Götürü bedelli işlerde, yüklenicinin hak ettiği iş bedelinin saptanması ya da iş sahibinin ödemesinin fazla olup olmadığının belirlenmesi için gerçekleştirilen imalâtın eksik ve kusurlar da dikkate alınarak tüm işe oranının tespiti, bulunacak bu oranın toplam iş bedeline uygulanarak hak edilen bedelin saptanması ve bulunacak bu rakamdan kanıtlanan ödemeler düşülerek hesaplaması bilirkişi heyetinden ek rapor alınarak sonucuna göre hüküm kurulması gerekirken eksik inceleme ile yazılı olduğu şekilde hüküm kurulması doğru görülmemiştir.
Bu durumda, ilk derece mahkemesince uyuşmazlığın çözümünde etkili olabilecek ölçüde önemli delillerin toplanmamış veya değerlendirilmemiş olması ya da talebin önemli bir kısmı hakkında karar verilmemiş olması nedeniyle, istinaf istemine konu karara yönelik denetim yapılması mümkün değildir. O halde, 6100 sayılı Hukuk Muhakemeleri Kanununun 353/1-a-6 maddesi uyarınca istinaf başvurusunun kabulüne ve ilk derece mahkemesi kararının kaldırılmasına karar verilmesi gerekmiştir.

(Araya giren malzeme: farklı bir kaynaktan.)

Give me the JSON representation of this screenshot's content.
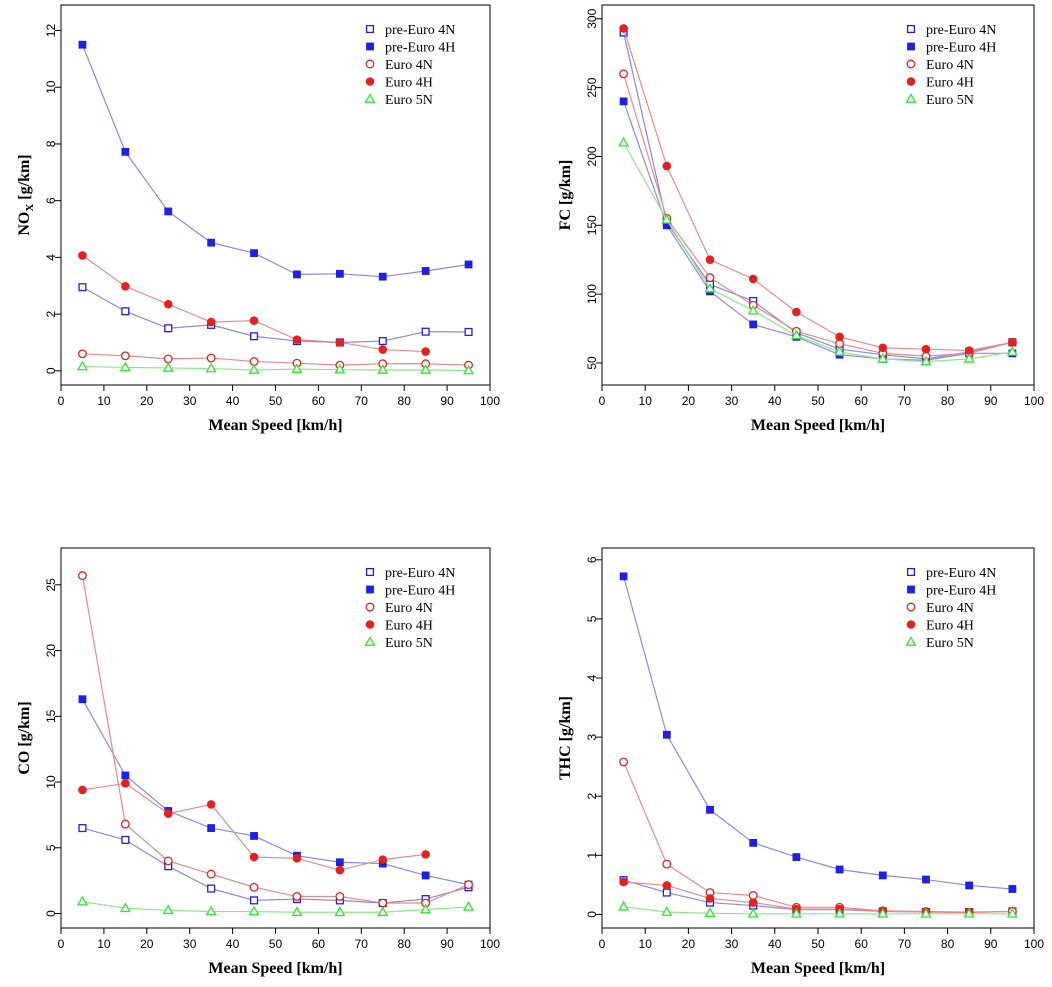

HÜKÜM : Yukarıda açıklanan nedenlerle;
1-Davalı vekilinin istinaf başvurusunun KABULÜNE,
2-İzmir 5. Asliye Ticaret Mahkemesinin 19.01.2021 tarihli, 2016/1383 Esas ve 2021/21 Karar sayılı kararının HMK’nın 353/1-a-6 maddesi uyarınca ESASA İLİŞKİN SEBEPLER İNCELENMEKSİZİN KALDIRILMASINA,
3-HMK’nın 353/1-a maddesi gereğince Dairemizin kararına uygun şekilde yeniden bir karar verilmek üzere dosyanın mahal mahkemesine GÖNDERİLMESİNE,
4-İstinaf yoluna başvuran tarafından yatırılan 2.351,91 TL istinaf karar harcının istek halinde istinaf yoluna başvurana iadesine,
5-İstinaf yoluna başvuran tarafından yapılan 162,10 TL istinaf kanun yoluna başvurma harcı ile istinaf yargılama giderinin ilk derece mahkemesi tarafından kurulacak esasa ilişkin hükümde dikkate alınmasına,
6-HMK’nın 359/4. maddesi gereğince, temyizi kabil olmayan kararın ilk derece mahkemesi tarafından resen tebliğe çıkarılmasına,
Dosya üzerinden yapılan inceleme neticesinde, 6100 sayılı Hukuk Muhakemeleri Kanununun 362/1-g maddesi gereğince kesin olmak üzere 26.10.2023 tarihinde oybirliğiyle karar verildi.